Royle family actor Ralph Little has released a scathing statement criticising Clarke Carlisle, saying he has no sympathy for the former Professional Footballers' Association chairman while also questioning the validity of his attempted suicide story.

In an interview in today's Sun, Carlisle claimed he tried to take his own life just three days before Christmas when he jumped in front of a lorry. Carlisle was charged with an alleged drink driving offence just days before his suicide bid and now Little has come out and questioned his story.

Little tweeted today: "Oh dear. Looks like Clarke Carlisle's going to get away with it - AGAIN. #Teflon #nonstick.

"Seems people want context about previous tweet. So let me say, I know the full story and it's not what's portrayed in the media. That's all.

"On reflection some of you are right - that tweet requires context. So bear with - driving. Bout 20 mins.

"Ok, back now so here goes, but this will be be over a few so hear them out before steaming in, and I'll try and explain...

"It's coming, it's coming."

Clarke himself got involved when he tweeted from his wife's account.

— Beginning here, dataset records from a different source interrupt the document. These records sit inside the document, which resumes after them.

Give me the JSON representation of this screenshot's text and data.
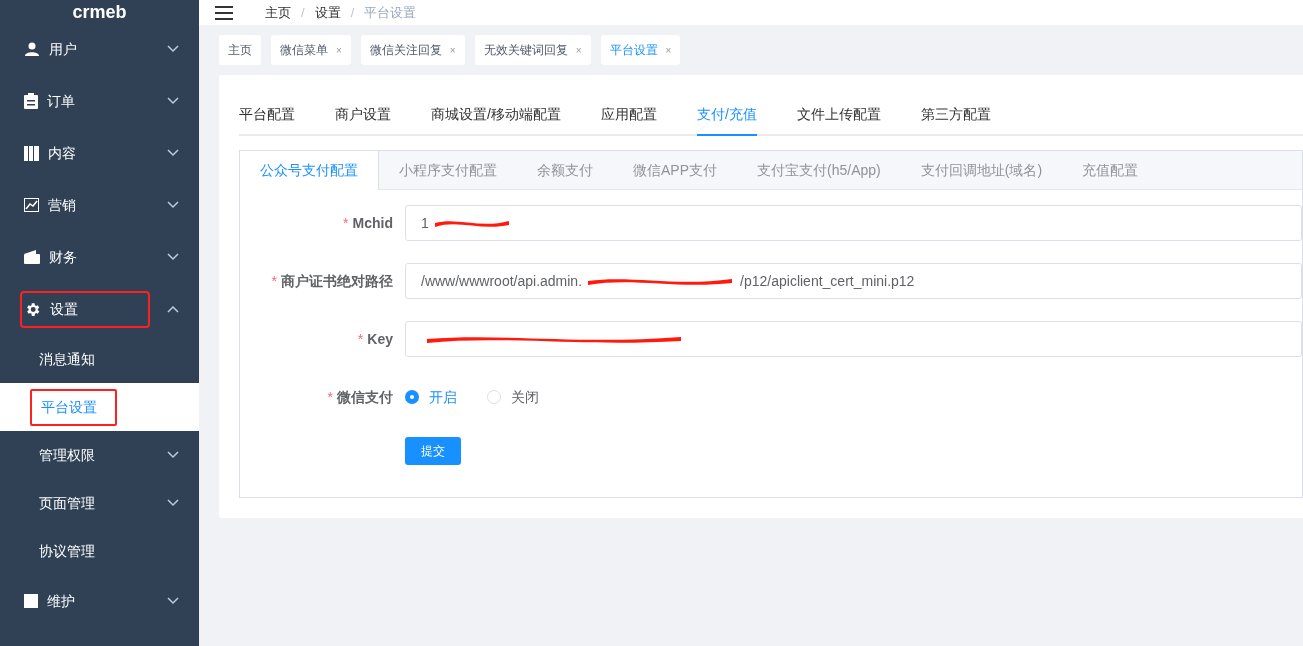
{
  "logo": "crmeb",
  "breadcrumb": [
    "主页",
    "设置",
    "平台设置"
  ],
  "breadcrumb_separator": "/",
  "sidebar": {
    "items": [
      {
        "label": "用户",
        "expanded": false,
        "selected": false
      },
      {
        "label": "订单",
        "expanded": false,
        "selected": false
      },
      {
        "label": "内容",
        "expanded": false,
        "selected": false
      },
      {
        "label": "营销",
        "expanded": false,
        "selected": false
      },
      {
        "label": "财务",
        "expanded": false,
        "selected": false
      },
      {
        "label": "设置",
        "expanded": true,
        "selected": true,
        "children": [
          {
            "label": "消息通知",
            "selected": false,
            "has_children": false
          },
          {
            "label": "平台设置",
            "selected": true,
            "has_children": false
          },
          {
            "label": "管理权限",
            "selected": false,
            "has_children": true
          },
          {
            "label": "页面管理",
            "selected": false,
            "has_children": true
          },
          {
            "label": "协议管理",
            "selected": false,
            "has_children": false
          }
        ]
      },
      {
        "label": "维护",
        "expanded": false,
        "selected": false
      }
    ]
  },
  "open_tabs": [
    {
      "label": "主页",
      "closable": false,
      "selected": false
    },
    {
      "label": "微信菜单",
      "closable": true,
      "selected": false
    },
    {
      "label": "微信关注回复",
      "closable": true,
      "selected": false
    },
    {
      "label": "无效关键词回复",
      "closable": true,
      "selected": false
    },
    {
      "label": "平台设置",
      "closable": true,
      "selected": true
    }
  ],
  "close_glyph": "×",
  "tabs": [
    {
      "label": "平台配置",
      "selected": false
    },
    {
      "label": "商户设置",
      "selected": false
    },
    {
      "label": "商城设置/移动端配置",
      "selected": false
    },
    {
      "label": "应用配置",
      "selected": false
    },
    {
      "label": "支付/充值",
      "selected": true
    },
    {
      "label": "文件上传配置",
      "selected": false
    },
    {
      "label": "第三方配置",
      "selected": false
    }
  ],
  "subtabs": [
    {
      "label": "公众号支付配置",
      "selected": true
    },
    {
      "label": "小程序支付配置",
      "selected": false
    },
    {
      "label": "余额支付",
      "selected": false
    },
    {
      "label": "微信APP支付",
      "selected": false
    },
    {
      "label": "支付宝支付(h5/App)",
      "selected": false
    },
    {
      "label": "支付回调地址(域名)",
      "selected": false
    },
    {
      "label": "充值配置",
      "selected": false
    }
  ],
  "form": {
    "required_mark": "*",
    "fields": [
      {
        "kind": "input",
        "label": "Mchid",
        "value": "1",
        "redacted": true
      },
      {
        "kind": "input",
        "label": "商户证书绝对路径",
        "value": "/www/wwwroot/api.admin.",
        "suffix": "/p12/apiclient_cert_mini.p12",
        "redacted": true
      },
      {
        "kind": "input",
        "label": "Key",
        "redacted": true
      },
      {
        "kind": "radio",
        "label": "微信支付",
        "options": [
          {
            "label": "开启",
            "selected": true
          },
          {
            "label": "关闭",
            "selected": false
          }
        ]
      }
    ],
    "submit": "提交"
  }
}
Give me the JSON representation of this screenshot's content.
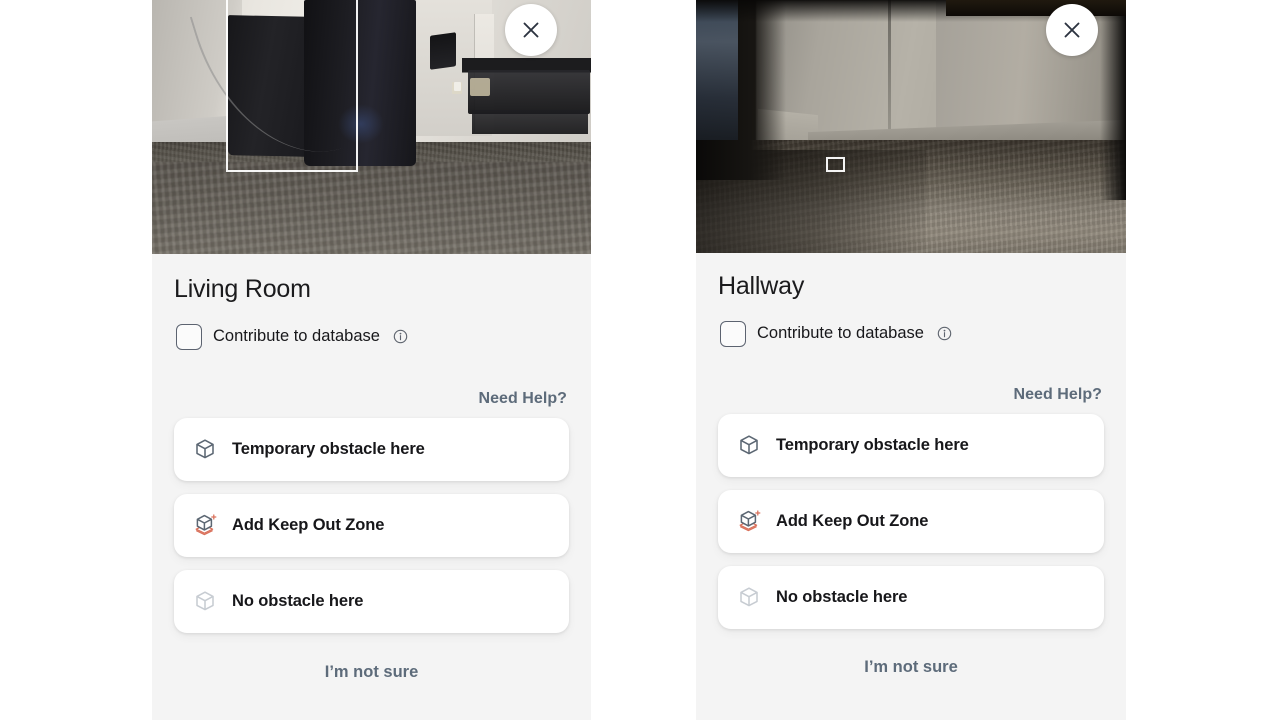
{
  "panels": [
    {
      "room_title": "Living Room",
      "close_icon": "close-icon",
      "detection_box": "object-bounding-box",
      "contribute": {
        "label": "Contribute to database",
        "checked": false,
        "info_icon": "info-circle-icon"
      },
      "need_help": "Need Help?",
      "options": [
        {
          "label": "Temporary obstacle here",
          "icon": "cube-icon"
        },
        {
          "label": "Add Keep Out Zone",
          "icon": "cube-add-keepout-icon"
        },
        {
          "label": "No obstacle here",
          "icon": "cube-outline-muted-icon"
        }
      ],
      "not_sure": "I’m not sure"
    },
    {
      "room_title": "Hallway",
      "close_icon": "close-icon",
      "detection_box": "object-bounding-box",
      "contribute": {
        "label": "Contribute to database",
        "checked": false,
        "info_icon": "info-circle-icon"
      },
      "need_help": "Need Help?",
      "options": [
        {
          "label": "Temporary obstacle here",
          "icon": "cube-icon"
        },
        {
          "label": "Add Keep Out Zone",
          "icon": "cube-add-keepout-icon"
        },
        {
          "label": "No obstacle here",
          "icon": "cube-outline-muted-icon"
        }
      ],
      "not_sure": "I’m not sure"
    }
  ],
  "colors": {
    "page_background": "#ffffff",
    "sheet_background": "#f4f4f4",
    "card_background": "#ffffff",
    "title_text": "#1b1b1d",
    "body_text": "#18181b",
    "link_text": "#5d6b7a",
    "cube_icon": "#5c6773",
    "cube_icon_muted": "#c7ccd2",
    "keepout_accent": "#d9705a",
    "checkbox_border": "#5c6370",
    "overlay_box": "#ffffff"
  }
}
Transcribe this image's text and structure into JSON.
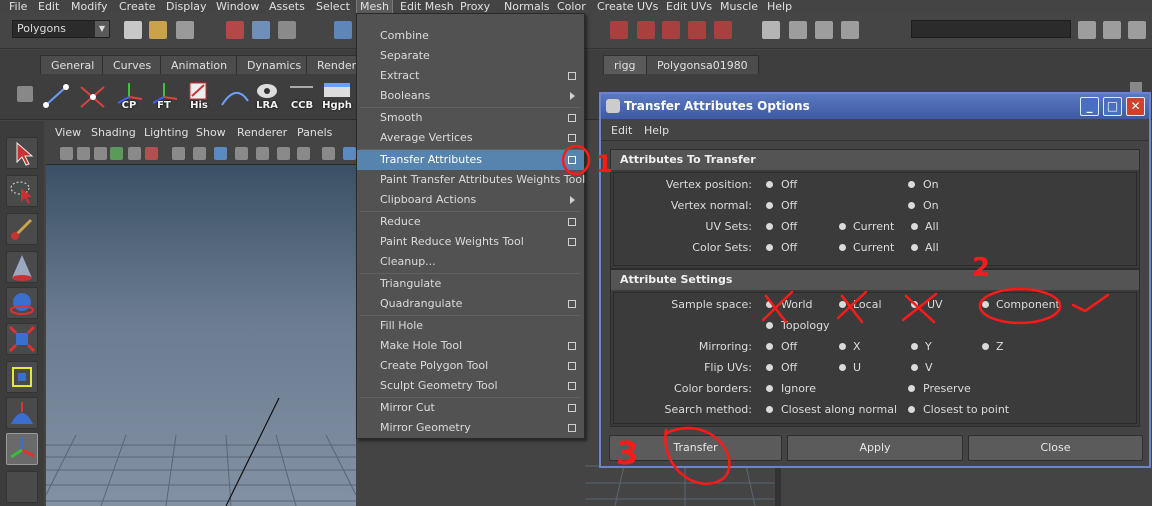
{
  "menubar": {
    "items": [
      "File",
      "Edit",
      "Modify",
      "Create",
      "Display",
      "Window",
      "Assets",
      "Select",
      "Mesh",
      "Edit Mesh",
      "Proxy",
      "Normals",
      "Color",
      "Create UVs",
      "Edit UVs",
      "Muscle",
      "Help"
    ]
  },
  "statusline": {
    "mode": "Polygons"
  },
  "shelf": {
    "tabs": [
      "General",
      "Curves",
      "Animation",
      "Dynamics",
      "Renderi",
      "rigg",
      "Polygonsa01980"
    ],
    "icons": [
      "",
      "",
      "CP",
      "FT",
      "His",
      "",
      "LRA",
      "CCB",
      "Hgph"
    ]
  },
  "viewport": {
    "menus": [
      "View",
      "Shading",
      "Lighting",
      "Show",
      "Renderer",
      "Panels"
    ]
  },
  "mesh_menu": {
    "items": [
      {
        "label": "Combine",
        "kind": "none"
      },
      {
        "label": "Separate",
        "kind": "none"
      },
      {
        "label": "Extract",
        "kind": "option"
      },
      {
        "label": "Booleans",
        "kind": "submenu"
      },
      {
        "label": "Smooth",
        "kind": "option"
      },
      {
        "label": "Average Vertices",
        "kind": "option"
      },
      {
        "label": "Transfer Attributes",
        "kind": "option",
        "highlighted": true
      },
      {
        "label": "Paint Transfer Attributes Weights Tool",
        "kind": "none"
      },
      {
        "label": "Clipboard Actions",
        "kind": "submenu"
      },
      {
        "label": "Reduce",
        "kind": "option"
      },
      {
        "label": "Paint Reduce Weights Tool",
        "kind": "option"
      },
      {
        "label": "Cleanup...",
        "kind": "none"
      },
      {
        "label": "Triangulate",
        "kind": "none"
      },
      {
        "label": "Quadrangulate",
        "kind": "option"
      },
      {
        "label": "Fill Hole",
        "kind": "none"
      },
      {
        "label": "Make Hole Tool",
        "kind": "option"
      },
      {
        "label": "Create Polygon Tool",
        "kind": "option"
      },
      {
        "label": "Sculpt Geometry Tool",
        "kind": "option"
      },
      {
        "label": "Mirror Cut",
        "kind": "option"
      },
      {
        "label": "Mirror Geometry",
        "kind": "option"
      }
    ]
  },
  "dialog": {
    "title": "Transfer Attributes Options",
    "menus": [
      "Edit",
      "Help"
    ],
    "section1": {
      "title": "Attributes To Transfer",
      "rows": [
        {
          "label": "Vertex position:",
          "options": [
            "Off",
            "On"
          ]
        },
        {
          "label": "Vertex normal:",
          "options": [
            "Off",
            "On"
          ]
        },
        {
          "label": "UV Sets:",
          "options": [
            "Off",
            "Current",
            "All"
          ]
        },
        {
          "label": "Color Sets:",
          "options": [
            "Off",
            "Current",
            "All"
          ]
        }
      ]
    },
    "section2": {
      "title": "Attribute Settings",
      "sample_space": {
        "label": "Sample space:",
        "options": [
          "World",
          "Local",
          "UV",
          "Component",
          "Topology"
        ]
      },
      "mirroring": {
        "label": "Mirroring:",
        "options": [
          "Off",
          "X",
          "Y",
          "Z"
        ]
      },
      "flip_uvs": {
        "label": "Flip UVs:",
        "options": [
          "Off",
          "U",
          "V"
        ]
      },
      "color_borders": {
        "label": "Color borders:",
        "options": [
          "Ignore",
          "Preserve"
        ]
      },
      "search_method": {
        "label": "Search method:",
        "options": [
          "Closest along normal",
          "Closest to point"
        ]
      }
    },
    "buttons": {
      "transfer": "Transfer",
      "apply": "Apply",
      "close": "Close"
    }
  },
  "annotations": {
    "one": "1",
    "two": "2",
    "three": "3",
    "color": "#ff1a1a"
  }
}
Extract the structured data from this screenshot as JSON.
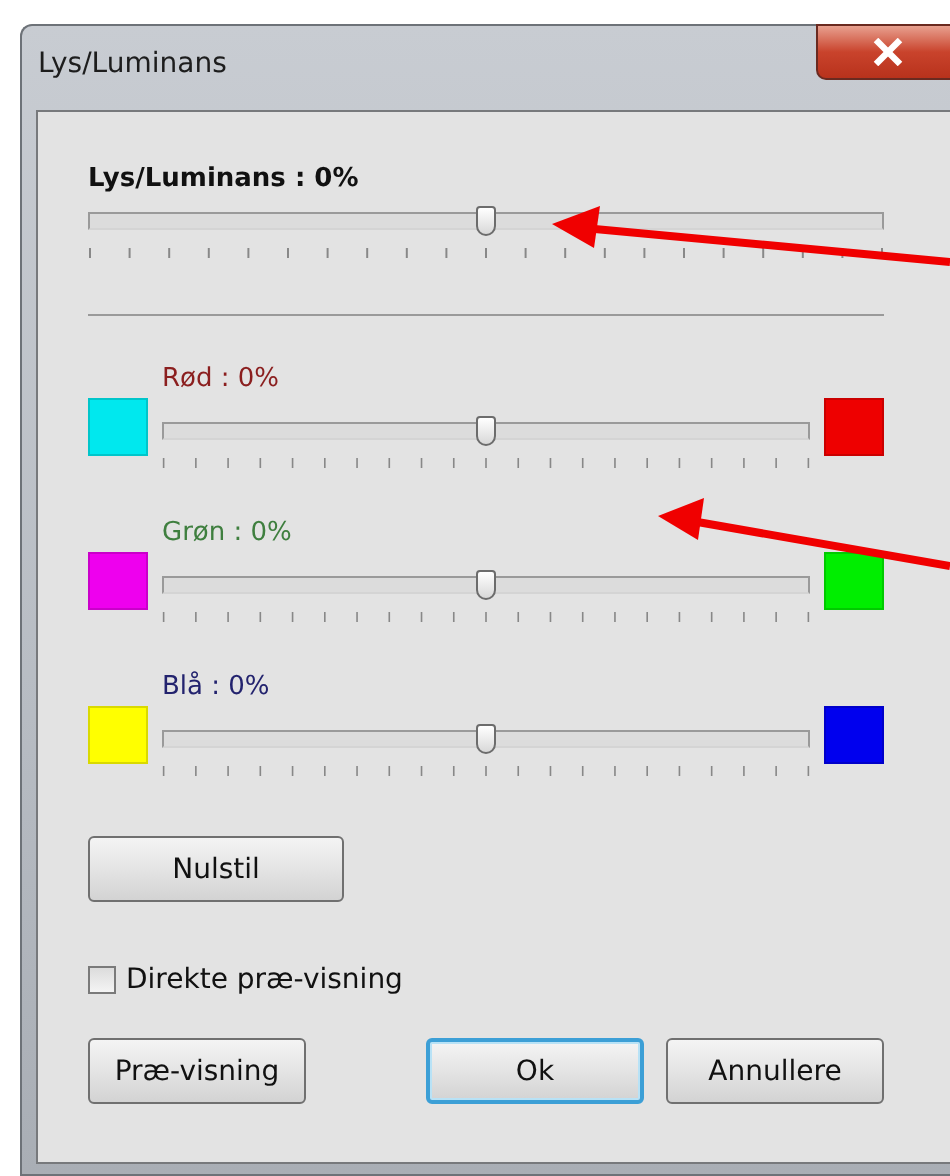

"@RalfLittle Hi Ralf, it's Clarke here. I have seen you once in 10 years,and that was to apologise for my repulsive behaviour as a young man.

"@RalfLittle I know you have you're right to your opinion, but I've got to say, I sincerely hope that you're not the same person you were 10.

"@RalfLittle years ago, as I very much am not. I hope you are well, happy and enjoying your excellent career. I pray depression never bites x."

Carlisle told the Sun today: "I had to die. This wasn't escaping or running away. This was the perfect answer. It made everyone happy and it ticked every box. I took two steps into the road and then jumped into the truck, like a full shoulder charge. I can remember that impact. Bang. Then lights out. I don't know how long had passed. It must have been a few minutes."

But Little went on to release a longer statement about his history with Carlisle involving "money, lies and on one notable occasion being interrogated by the police".

Read more: 'I had to die, I jumped into the truck, like a full shoulder charge' - former footballer Clarke Carlisle reveals he tried to take his own life

Here is Little's full statement.

"First and foremost, and I should know this by now, twitter is not the place for this sort of thing, as it takes more than 140 characters to talk about anything seriously. So already I wish I hadn’t said anything, not because I regret the comment, but because the choice of forum was wrong and frankly understandable if people are riled up.

"Next thing is, I don’t suddenly want to air a list of grievances that sound sensationalist and do some tabloid’s job for them. Clarke and I have history, that involves money, lies, on one notable occasion me being interrogated by the police over something I knew nothing about… and all sorts of other stuff.

"Now, when it comes to mental illness, I understand it, I’ve lived around it, I’ve supported it, I fight against the stigmatization of it and so on. I think it’s a very real issue with a long road to go to combat it.

"So that said, on to this case… It’s extremely difficult to watch someone repeatedly ruin other people’s lives, then explain it in such a way that makes them immune to criticism. And it keeps happening. It’s now reached a point where, as this proves, it’s like emotional touch paper.

"And sure, I’m not a professional expert on mental health, and no doubt, neither are you. But I know more about this particular case than you do just because you read about it in the Sun, or saw a documentary.

"There comes a point where it’s just frustrating to witness someone constantly hammering the pattern of destruction for those around – and I was once one of those around - only to see the destructive force make a moving and sincere apology… then do it again.

(On reflection, that’s the nature of addiction/illness, and I know that all too well, but as I say, a rash tweet and it’s not the place for it. )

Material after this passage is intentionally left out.